The early Christians would have found this image particularly helpful to them. Many of them had had to leave family ties behind, or perhaps had been pushed out of their families as they followed the teachings of Jesus. Often too they knew that following Jesus would expose their families to danger and so they had to make the choice between keeping their families safe or being true to their commitment to Christ. Hopefully a choice we will never have to make but I am sure we are all aware of those that have had to make such decisions. Or those in our world who live in fear that their faith will bring pain or even death to their families and loved ones.
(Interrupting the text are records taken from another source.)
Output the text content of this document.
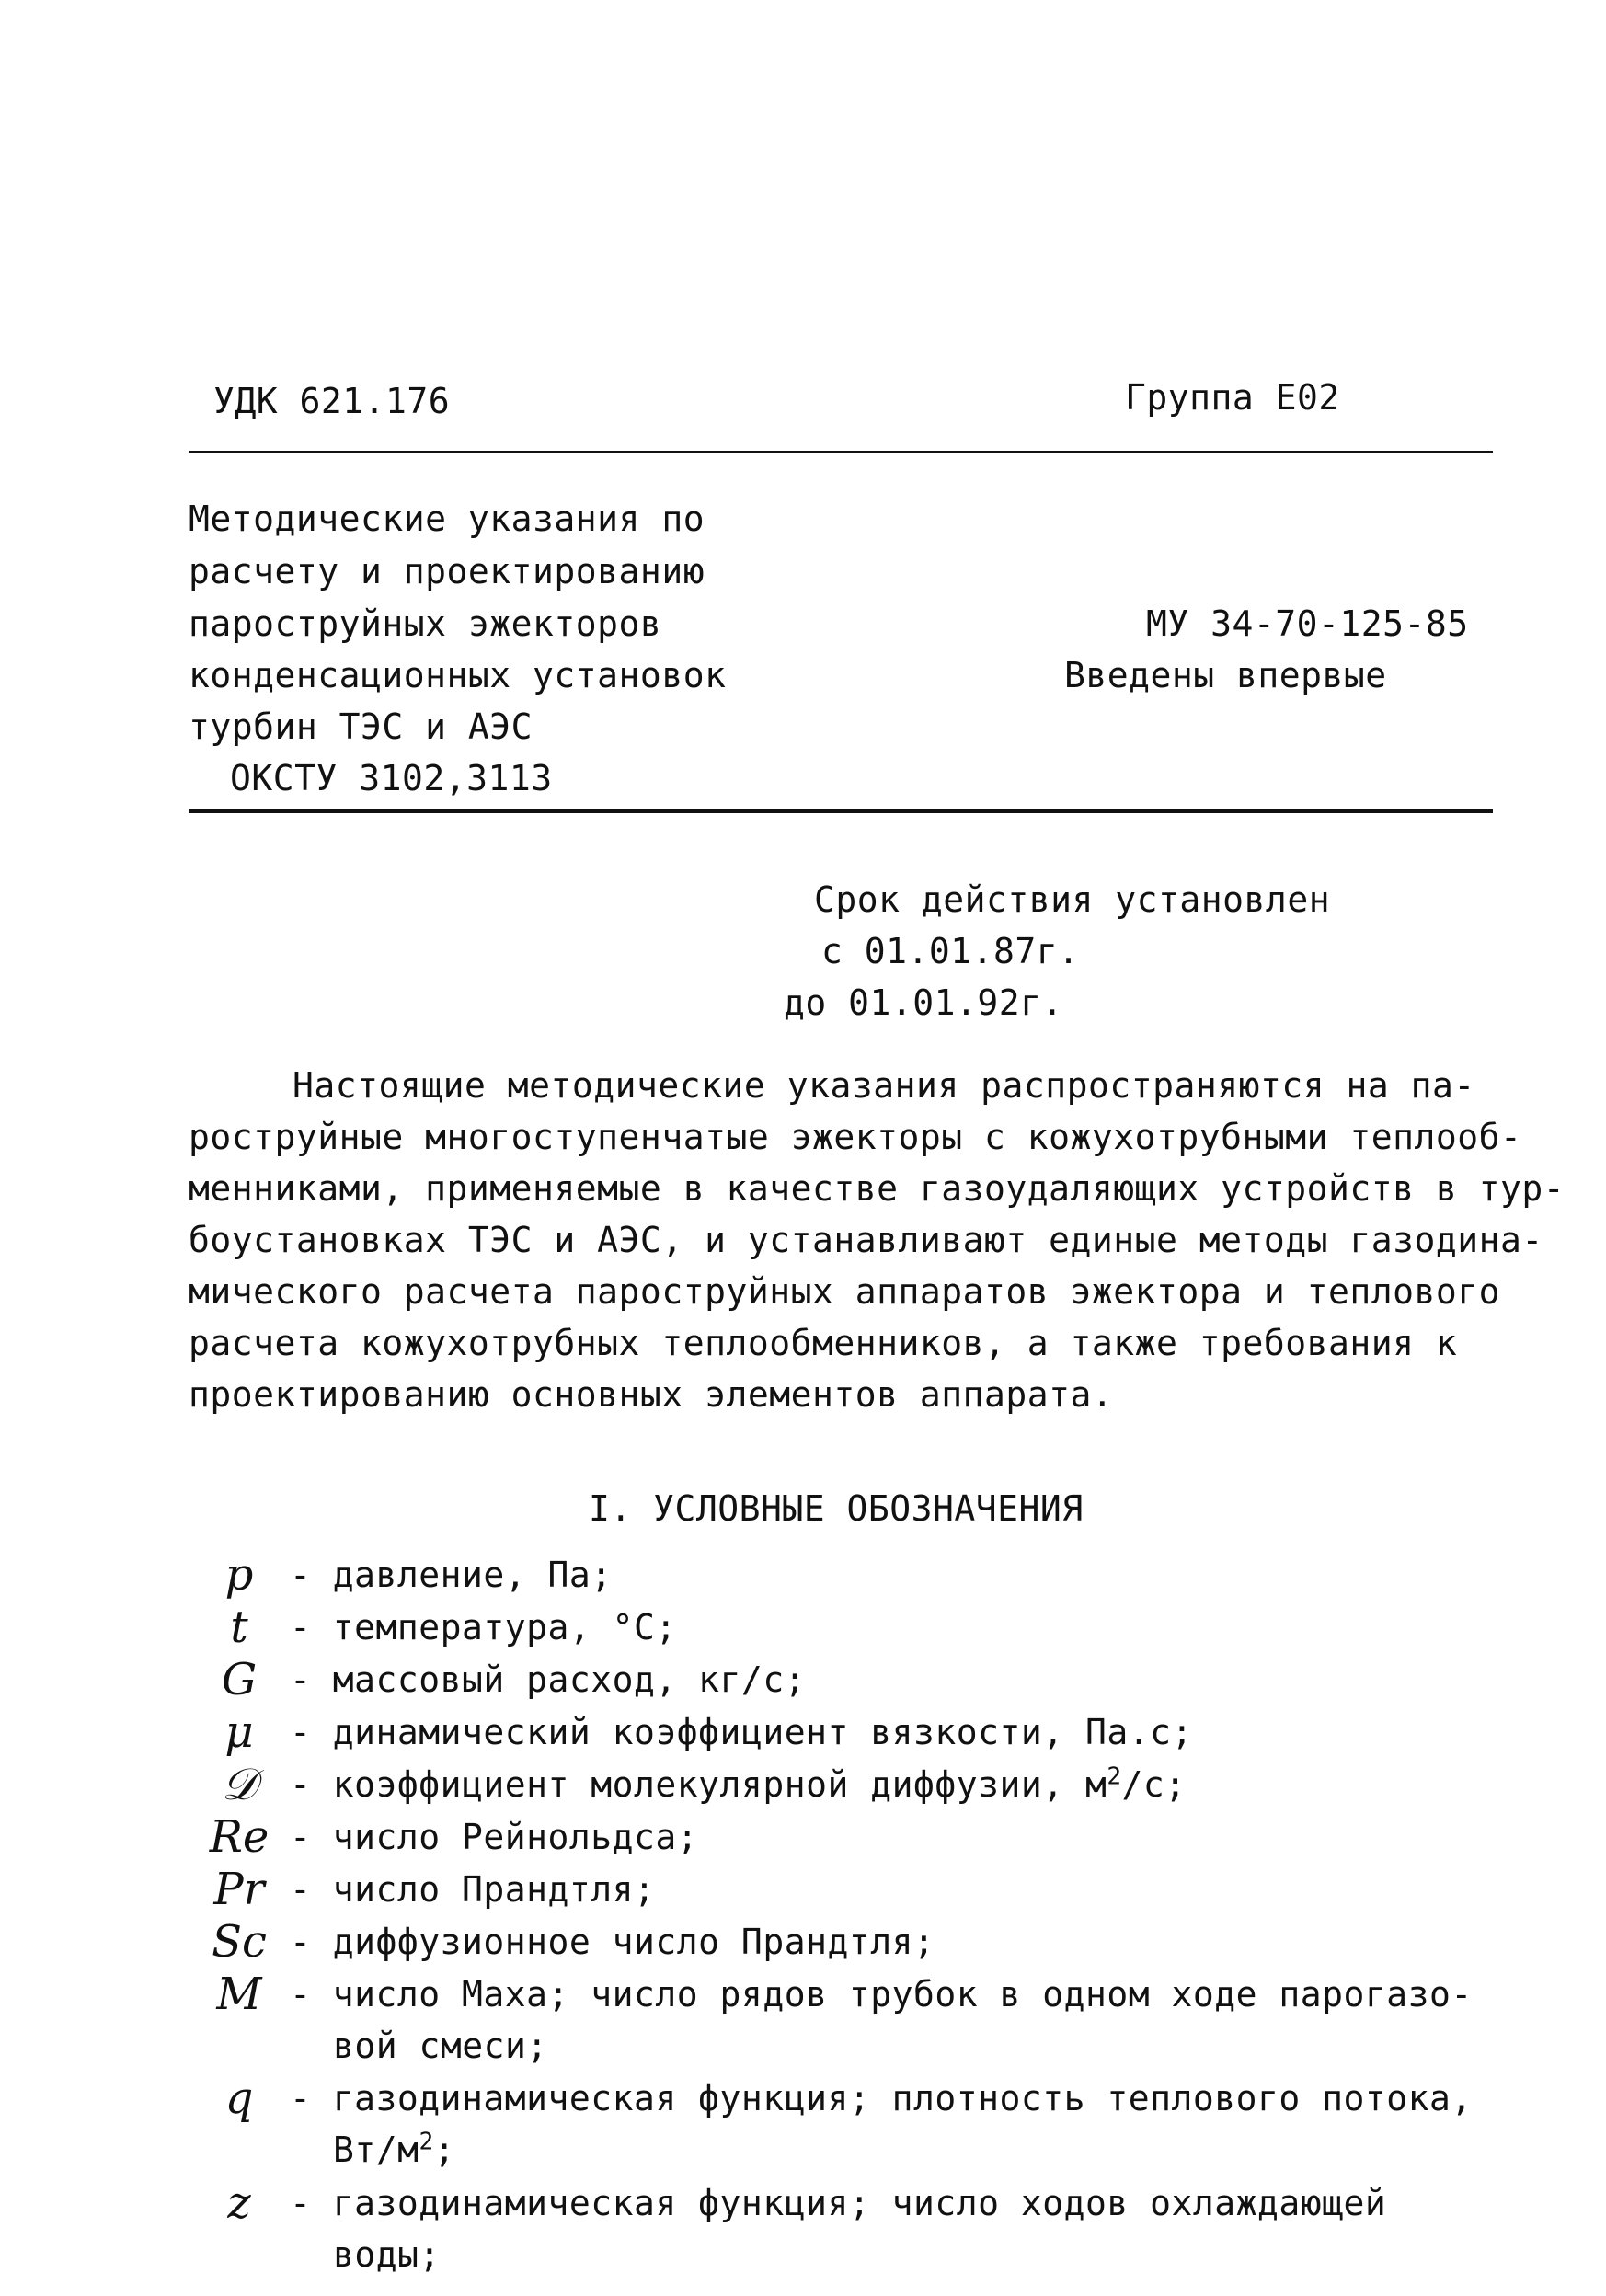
УДК 621.176	Группа Е02
Методические указания по
расчету и проектированию
пароструйных эжекторов
конденсационных установок
турбин ТЭС и АЭС
ОКСТУ 3102,3113
МУ 34-70-125-85
Введены впервые
Срок действия установлен
с 01.01.87г.
до 01.01.92г.
Настоящие методические указания распространяются на па-
роструйные многоступенчатые эжекторы с кожухотрубными теплооб-
менниками, применяемые в качестве газоудаляющих устройств в тур-
боустановках ТЭС и АЭС, и устанавливают единые методы газодина-
мического расчета пароструйных аппаратов эжектора и теплового
расчета кожухотрубных теплообменников, а также требования к
проектированию основных элементов аппарата.
I. УСЛОВНЫЕ ОБОЗНАЧЕНИЯ
p	- давление, Па;
t	- температура, °С;
G - массовый расход, кг/с;
μ	- динамический коэффициент вязкости, Па.с;
𝒟 - коэффициент молекулярной диффузии, $м^2/с$;
Re - число Рейнольдса;
Pr - число Прандтля;
Sc - диффузионное число Прандтля;
M - число Маха; число рядов трубок в одном ходе парогазо-
вой смеси;
q	- газодинамическая функция; плотность теплового потока,
$Вт/м^2$;
z	- газодинамическая функция; число ходов охлаждающей
воды;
That is why this new community, this new family that Jesus called them into, was so important to them, despite the fact that it seemed so unorthodox to others. When the early Christians met together slave and free, men and women, Jew and Greek, rich and poor they were all drawn into one family, and it was every bit as close and committed as any of the families they can come from and so utterly essential to them.
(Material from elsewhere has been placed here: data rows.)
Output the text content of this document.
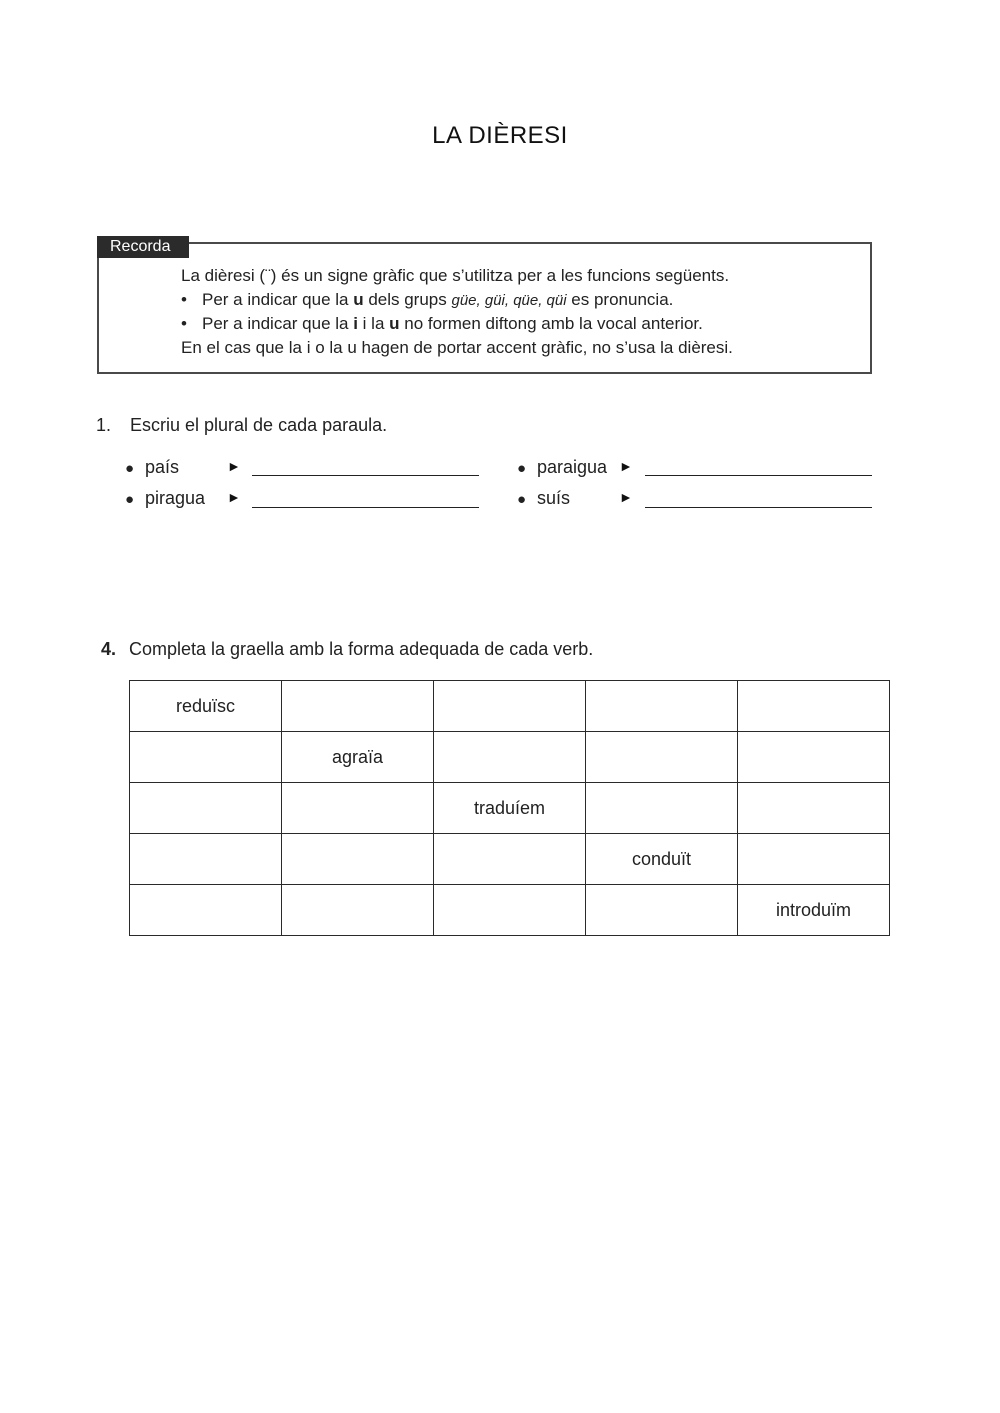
LA DIÈRESI
Recorda
La dièresi (¨) és un signe gràfic que s’utilitza per a les funcions següents.
• Per a indicar que la u dels grups güe, güi, qüe, qüi es pronuncia.
• Per a indicar que la i i la u no formen diftong amb la vocal anterior.
En el cas que la i o la u hagen de portar accent gràfic, no s’usa la dièresi.
1. Escriu el plural de cada paraula.
● país	►
● piragua ►
● paraigua ►
● suís	►
4. Completa la graella amb la forma adequada de cada verb.
reduïsc				
	agraïa			
		traduíem		
			conduït	
				introduïm
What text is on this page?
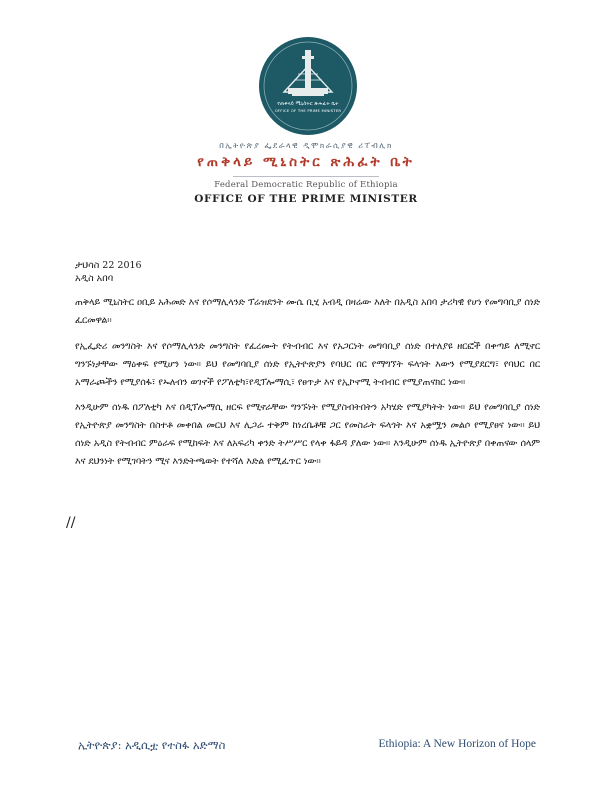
የጠቅላይ ሚኒስትር ጽሕፈት ቤት
OFFICE OF THE PRIME MINISTER
በኢትዮጵያ ፌደራላዊ ዲሞክራሲያዊ ሪፐብሊክ
የጠቅላይ ሚኒስትር ጽሕፈት ቤት
Federal Democratic Republic of Ethiopia
OFFICE OF THE PRIME MINISTER
ታህሳስ 22 2016
አዲስ አበባ
ጠቅላይ ሚኒስትር ዐቢይ አሕመድ እና የሶማሊላንድ ፕሬዝደንት ሙሴ ቢሂ አብዲ በዛሬው እለት በአዲስ አበባ ታሪካዊ የሆነ የመግባቢያ ሰነድ ፈርመዋል።
የኢፌድሪ መንግስት እና የሶማሊላንድ መንግስት የፈረሙት የትብብር እና የአጋርነት መግባቢያ ሰነድ በተለያዩ ዘርፎች በቀጣይ ለሚኖር ግንኙነታቸው ማዕቀፍ የሚሆን ነው። ይህ የመግባቢያ ሰነድ የኢትዮጵያን የባህር በር የማግኘት ፍላጎት እውን የሚያደርግ፣ የባህር በር አማራጮችን የሚያሰፋ፣ የኡለብን ወገኖች የፖለቲካ፣የዲፕሎማሲ፣ የፀጥታ እና የኢኮኖሚ ትብብር የሚያጠናክር ነው።
እንዲሁም ሰነዱ በፖለቲካ እና በዲፕሎማሲ ዘርፍ የሚኖራቸው ግንኙነት የሚያስብትበትን አካሄድ የሚያካትት ነው። ይህ የመግባቢያ ሰነድ የኢትዮጵያ መንግስት በስተቶ መቀበል መርህ እና ሊጋራ ተቅም ከነረቤቶቹ ጋር የመስራት ፍላጎት እና አቋሟን መልሶ የሚያፀና ነው። ይህ ሰነድ አዲስ የትብብር ምዕራፍ የሚከፍት እና ለአፍሪካ ቀንድ ትሥሥር የላቀ ፋይዳ ያለው ነው። እንዲሁም ሰነዱ ኢትዮጵያ በቀጠናው ሰላም እና ደህንነት የሚገባትን ሚና እንድትጫወት የተሻለ እድል የሚፈጥር ነው።
//
ኢትዮጵያ: አዲሲቷ የተስፋ አድማስ	Ethiopia: A New Horizon of Hope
Quite often Christianity is seen as the model of traditional family values, but actually, a lot of what we find in the Bible is very far from the stereotypical image of a mum and dad and 2.4 children. There is a huge variety of ways in which families are expressed within the Bible. After all polygamous marriage was perfectly normal and accepted, for example, up to and well beyond the time of Jesus. It was the pagan Romans and Greeks who gave us monogamy, and it is only because the Church developed first in their cultures and societies that we think of it today as being the norm.

The Biblical writers are, above all I believe, realists. They recognise that what matters is that people love and care for each other. As Jesus said to his mother, “Woman here is your son” and to John “Here is your mother”. Whatever pattern that love and care comes in is of very little consequence, so long as it works. This is worth remembering this Mothering Sunday as I expect there are many of us who have experienced the care and love that has come from those outside our own families. The love and care from Godparents, or friends and neighbours or our church family for example. 

So, the Biblical picture is that families come in many forms, and the ones that work may not look the way we expect them to. So, on this Mothering Sunday –  this very different Mothering Sunday –  whatever form our family takes, let us remember that what matters is that in God’s family each one of us can find a place to belong, people to belong with, where we can be clothed with love, and where the peace of Christ can rule in our hearts.